Anthem for Doomed Youth Introduction

In A Nutshell

War is Hell.

Sure, that's a cliché courtesy of William Tecumseh Sherman, but it's also a reality that a lot of soldiers throughout history have lived through. And it's a reality that a lot of the general public is sheltered from. Back home, there's usually a whole bunch of pomp and circumstance in wartime. There are funerals and prayers, parades and flag waving. There's a lot of talk about patriotism and glory. But, it's often completely detached from what's actually going on where the fighting is. And where the fighting is, things are a lot less glamorous.

Wilfred Owen, the poet behind "Anthem for Doomed Youth," was a young British officer in World War I. He entered the Great War full of enthusiasm and patriotic fervor, ready to fight and die for his country. But over time, after grueling months in the trenches, and through his encounter with Siegfried Sassoon (an older soldier and poet who was pretty cynical about the war) Owen came to realize that the realities of battle were far different from what he'd been led to believe. As in, they were much worse. Fortunately for us, this revolution in his thinking was also matched by big improvements in his writing.

With some help from Sassoon, Owen was soon writing brilliant, biting poems, including "Anthem for Doomed Youth," which was published posthumously in 1920. In Britain (and in much of the world), talk of the war was steeped in a jingoism that hid the realities of what was going on. (By the way, jingoism refers to the following attitude: "Our country is the greatest ever! Our enemies are vile and worthless! Let's go smash 'em good! Dying for your country is holy and glorious! Hurrah!") But "Anthem for Doomed Youth," along with Owen's other poems, brings the reader right into the normally hidden senselessness of this fighting, and the brutality, too. And the poems hold that horror-filled image up next to the more patriotic versions of war we get at home, so the reader could see how different, and how terrible, war truly is.

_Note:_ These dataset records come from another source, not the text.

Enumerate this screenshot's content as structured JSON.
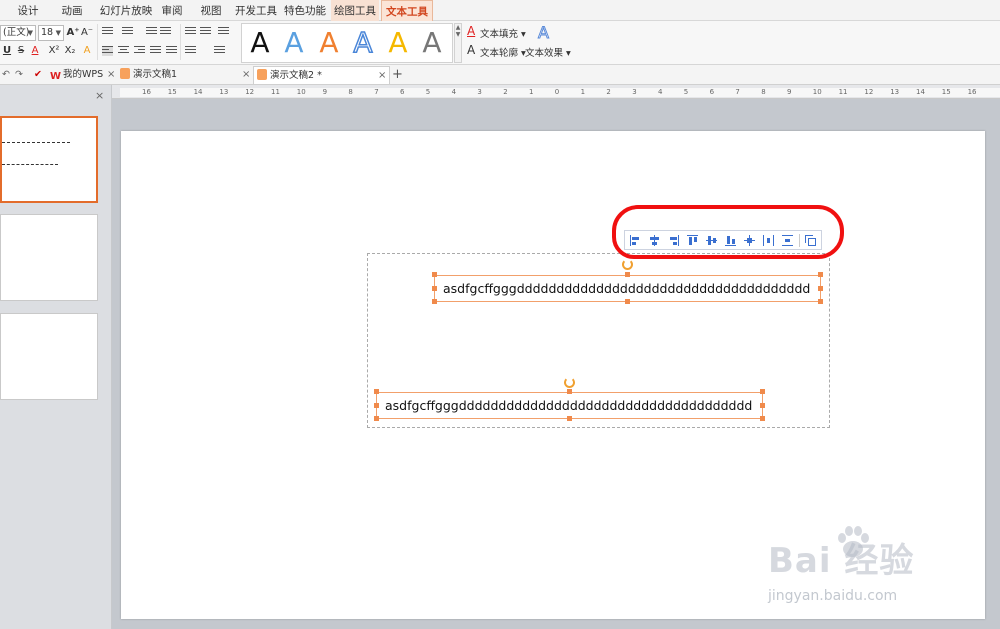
{
  "menu_tabs": [
    "设计",
    "动画",
    "幻灯片放映",
    "审阅",
    "视图",
    "开发工具",
    "特色功能",
    "绘图工具",
    "文本工具"
  ],
  "ribbon": {
    "font_name": "(正文)",
    "font_size": "18",
    "grow_font": "A⁺",
    "shrink_font": "A⁻",
    "underline": "U",
    "strikethrough": "S",
    "font_color": "A",
    "superscript": "X²",
    "subscript": "X₂",
    "clear_format": "A",
    "text_fill": "文本填充",
    "text_outline": "文本轮廓",
    "text_effect": "文本效果",
    "gallery_glyph": "A"
  },
  "doc_tabs": {
    "wps": "我的WPS",
    "doc1": "演示文稿1",
    "doc2": "演示文稿2 *",
    "new_tab": "+"
  },
  "ruler_labels": [
    "16",
    "15",
    "14",
    "13",
    "12",
    "11",
    "10",
    "9",
    "8",
    "7",
    "6",
    "5",
    "4",
    "3",
    "2",
    "1",
    "0",
    "1",
    "2",
    "3",
    "4",
    "5",
    "6",
    "7",
    "8",
    "9",
    "10",
    "11",
    "12",
    "13",
    "14",
    "15",
    "16"
  ],
  "slide": {
    "textbox1": "asdfgcffgggddddddddddddddddddddddddddddddddddddd",
    "textbox2": "asdfgcffgggddddddddddddddddddddddddddddddddddddd"
  },
  "watermark": {
    "brand": "Bai  经验",
    "url": "jingyan.baidu.com"
  },
  "colors": {
    "accent": "#d2461e",
    "selection": "#f08a4b",
    "annotation": "#f01010"
  }
}
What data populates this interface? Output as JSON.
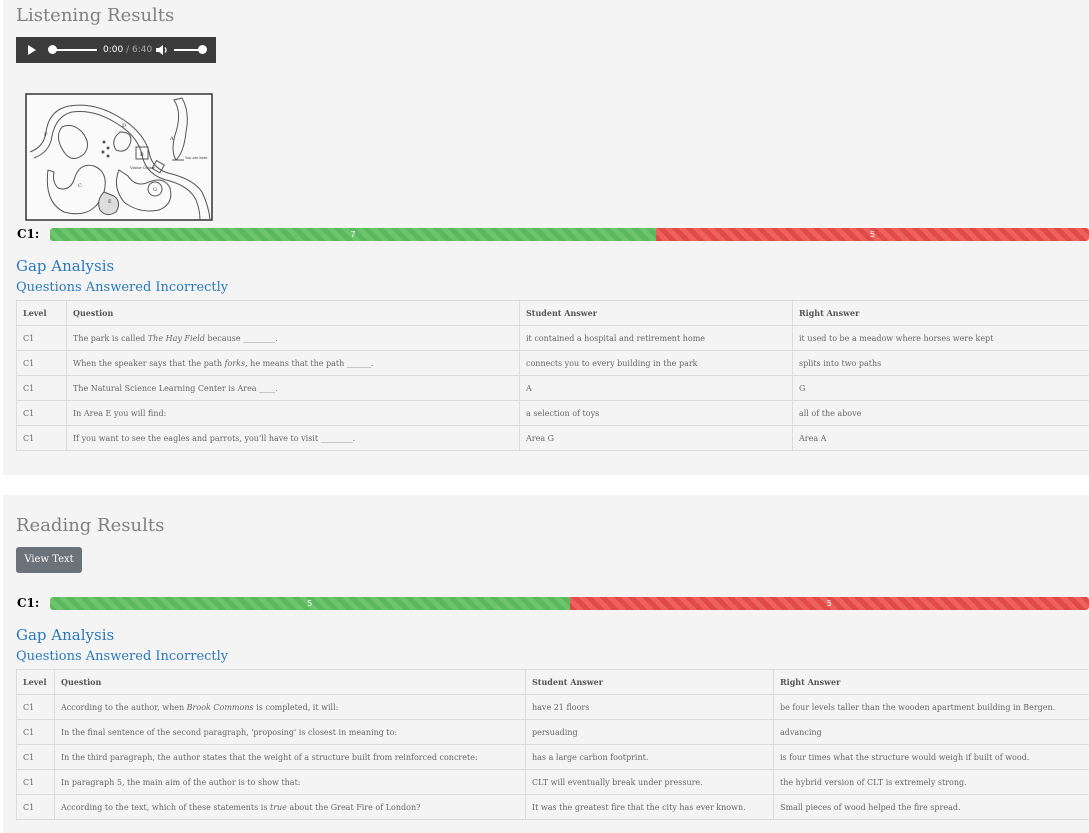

Owen died just days before the end of WWI, but in the fourteen months leading up to his death he produced a body of work that has come to be recognized as some of the best war poetry ever written. Of course, when we label Wilfred Owen a war poet, we shouldn't think of that as somehow diminishing the importance of his work ("Oh, he's just a war poet"). After all, the entire world he lived in was a world at war.

 

Why Should I Care?

National security. Freedom. Democracy. These days, every fighting man and woman has his or her own reasons for joining the military, each of them as valid as the next. But it's hard for us folks at home to get a handle on how those ideals translate to the huge sacrifices they make or the horrors they endure once they find themselves in hot spots like Iraq and Afghanistan.

Back in the states, we still have our daily lives to contend with, and with all kinds of news stories competing for attention, it's easy for the terrible daily grind of battle to get lost in the shuffle. Research shows that our modern wars don't quite hold the nation's attention the way they used to.

Of course back in Wilfred Owen's day, war was much more all consuming. World War I required all kinds of sacrifices on the part of the general public, and battles were often fought in villages and on farms where everyday folks were just trying to get by. But even still, it's hard for the people not directly affected by battle zones and bombardments to understand just how difficult, how terrible, combat can be.

That's what Owen seeks to highlight in "Anthem for Doomed Youth." That no matter how much we memorialize, tribute, or honor the fallen, we can't ever really know what it was like for them in those horrible moments before death. "Anthem for Doomed Youth" strives to make it impossible for us to ignore those realities, and to realize that in the face of all that horror, our anthems might ring hollow, no matter how much we seek meaning in them.